PRUDENTI, Bernardino
PRUDENTI, Bernardino. – Nacque a Venezia da Francesco Salvi (Salvò) cimador e da una Marietta.
L’ambiguità del cognome deriva dal fatto che i pochi documenti su di lui attestano entrambe le varianti (Archivio di Stato di Venezia, Giudici del Proprio, Parentele, b. 30, c. 86v). Fu battezzato il 4 settembre 1588 (Archivio Patriarcale di Venezia, S. Pantalon, Battezzati, reg. 3, 4 settembre 1588). Nel 1594 risulta garzone presso il mercante di lana e seta Nicolò Prudenti, di cui acquisì il cognome, pur non seguendone la famiglia, forse per le suggestioni del nonno materno, un tagliapietra bergamasco di nome Salvador, e di talune amicizie come quella per Marco, figlio di Jacopo Tintoretto. E tuttavia la distribuzione delle sue opere in ambito veneto dimostra che esse furono in buona parte dovute alle relazioni sociali dei Prudenti, con i quali Bernardino conservò sempre rapporti di riconoscenza, mentre dopo la nascita non v’è traccia di contatti con la famiglia naturale.

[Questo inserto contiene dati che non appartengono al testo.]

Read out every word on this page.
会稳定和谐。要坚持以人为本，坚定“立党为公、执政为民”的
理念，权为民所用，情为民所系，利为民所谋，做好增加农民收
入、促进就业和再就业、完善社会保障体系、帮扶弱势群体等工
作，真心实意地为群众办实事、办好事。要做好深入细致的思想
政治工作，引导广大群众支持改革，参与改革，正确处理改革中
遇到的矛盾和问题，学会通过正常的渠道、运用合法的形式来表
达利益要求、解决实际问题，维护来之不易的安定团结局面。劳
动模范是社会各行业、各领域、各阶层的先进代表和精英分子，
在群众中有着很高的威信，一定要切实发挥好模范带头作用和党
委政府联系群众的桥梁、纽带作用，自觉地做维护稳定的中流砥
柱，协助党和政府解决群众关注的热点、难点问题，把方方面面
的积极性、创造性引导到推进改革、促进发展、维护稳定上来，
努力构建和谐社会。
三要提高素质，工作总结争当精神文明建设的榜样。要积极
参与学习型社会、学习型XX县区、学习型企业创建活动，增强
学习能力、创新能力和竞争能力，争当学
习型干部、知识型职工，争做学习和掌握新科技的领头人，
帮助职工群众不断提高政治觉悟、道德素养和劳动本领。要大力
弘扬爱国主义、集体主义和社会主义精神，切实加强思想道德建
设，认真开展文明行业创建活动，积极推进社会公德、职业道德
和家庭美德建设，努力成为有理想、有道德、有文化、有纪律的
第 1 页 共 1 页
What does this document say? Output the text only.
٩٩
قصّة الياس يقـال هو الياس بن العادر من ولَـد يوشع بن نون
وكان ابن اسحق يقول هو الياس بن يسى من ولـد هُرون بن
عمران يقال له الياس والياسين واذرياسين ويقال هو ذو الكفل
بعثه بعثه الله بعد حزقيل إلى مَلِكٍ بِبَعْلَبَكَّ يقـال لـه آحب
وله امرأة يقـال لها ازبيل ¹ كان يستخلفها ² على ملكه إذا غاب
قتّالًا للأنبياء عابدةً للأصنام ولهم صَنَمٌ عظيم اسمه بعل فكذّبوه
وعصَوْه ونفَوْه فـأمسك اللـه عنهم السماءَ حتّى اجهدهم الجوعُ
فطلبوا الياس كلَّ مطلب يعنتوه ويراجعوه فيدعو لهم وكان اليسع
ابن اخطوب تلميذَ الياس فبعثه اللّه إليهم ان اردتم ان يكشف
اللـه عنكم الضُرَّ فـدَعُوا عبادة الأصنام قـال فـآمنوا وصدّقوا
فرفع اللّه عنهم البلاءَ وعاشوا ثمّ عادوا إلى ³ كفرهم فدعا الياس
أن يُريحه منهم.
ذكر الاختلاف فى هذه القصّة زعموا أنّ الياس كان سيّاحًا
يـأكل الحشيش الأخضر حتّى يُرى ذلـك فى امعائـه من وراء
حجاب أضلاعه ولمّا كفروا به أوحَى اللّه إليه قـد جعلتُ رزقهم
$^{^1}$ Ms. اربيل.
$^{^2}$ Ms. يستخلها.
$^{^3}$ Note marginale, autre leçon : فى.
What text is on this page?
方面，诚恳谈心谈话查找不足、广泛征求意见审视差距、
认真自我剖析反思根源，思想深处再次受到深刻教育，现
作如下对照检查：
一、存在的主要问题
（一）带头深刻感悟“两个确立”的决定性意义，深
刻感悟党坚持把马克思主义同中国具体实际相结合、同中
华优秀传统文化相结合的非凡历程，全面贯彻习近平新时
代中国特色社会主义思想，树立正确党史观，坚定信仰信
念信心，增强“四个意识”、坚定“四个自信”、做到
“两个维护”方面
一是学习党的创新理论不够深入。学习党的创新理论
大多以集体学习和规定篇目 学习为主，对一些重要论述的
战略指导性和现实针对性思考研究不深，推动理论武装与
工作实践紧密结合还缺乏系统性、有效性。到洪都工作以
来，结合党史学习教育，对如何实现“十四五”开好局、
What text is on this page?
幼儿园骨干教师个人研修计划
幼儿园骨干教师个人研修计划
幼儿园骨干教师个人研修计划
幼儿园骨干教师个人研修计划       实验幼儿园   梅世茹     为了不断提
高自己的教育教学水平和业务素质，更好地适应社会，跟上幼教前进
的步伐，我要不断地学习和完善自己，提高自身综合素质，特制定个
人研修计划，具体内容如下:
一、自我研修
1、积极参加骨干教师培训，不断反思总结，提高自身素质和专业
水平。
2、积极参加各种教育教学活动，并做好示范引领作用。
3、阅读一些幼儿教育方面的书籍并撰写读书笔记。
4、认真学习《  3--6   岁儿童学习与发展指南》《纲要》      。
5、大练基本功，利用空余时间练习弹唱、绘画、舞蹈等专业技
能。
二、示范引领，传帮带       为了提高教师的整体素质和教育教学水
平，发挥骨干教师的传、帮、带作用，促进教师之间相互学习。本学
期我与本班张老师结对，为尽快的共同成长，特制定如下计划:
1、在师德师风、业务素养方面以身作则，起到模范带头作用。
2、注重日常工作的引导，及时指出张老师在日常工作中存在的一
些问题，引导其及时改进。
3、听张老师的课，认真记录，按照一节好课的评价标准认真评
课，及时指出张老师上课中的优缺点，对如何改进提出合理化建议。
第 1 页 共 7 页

Dal 1611 al 1639 fu iscritto all’Arte dei pittori nella contrada di Santa Sofia, dove ricoprì cariche dirigenziali; tuttavia nel 1624 figura residente nella parrocchia di S. Pantalon, con l’indicazione di «Bernardin pittore» (Venezia, Biblioteca del Civico Museo Correr, Mss. Donà dalle Rose, b. 352: Divisione e numerazione politica del popolo di Venezia, Sestiere di San Polo, anno 1624, cc. non numerate). In quel medesimo sestiere di Dorsoduro fu a lungo membro della Scuola di S. Maria del Carmelo, dove si occupò anche della ricostruzione della nuova sede della confraternita, ottenendo, nel 1628, la carica di signore sopra la fabbrica e realizzando, assieme ad Alessandro Varotari, la decorazione interna, quasi tutta cancellata da un rifacimento settecentesco.
Aveva ormai 44 anni quando sposò Marina Zanetti di Girolamo, figlia di un ricco mercante morto qualche anno prima. Marina Zanetti era assai più giovane di Prudenti, che le era stato padrino di cresima, per cui per il matrimonio fu necessario il rilascio di una dispensa pontificia. Si sposarono nel settembre del 1632: dopo circa un mese Marina si ammalò di febbre e morì nel gennaio del 1633 a soli vent’anni, lasciando al marito 300 ducati e il resto alla sorella Zanetta (Archivio di Stato di Venezia, Notarile, Testamenti, b. 610/268, cc. non numerate).
L’esiguità del lascito è certo riconducibile alla brevità della vita coniugale intercorsa tra i due, ulteriore singolare aspetto di una biografia che presenta non pochi lati oscuri, a cominciare dal precoce distacco dai genitori, per finire con un tardivo matrimonio.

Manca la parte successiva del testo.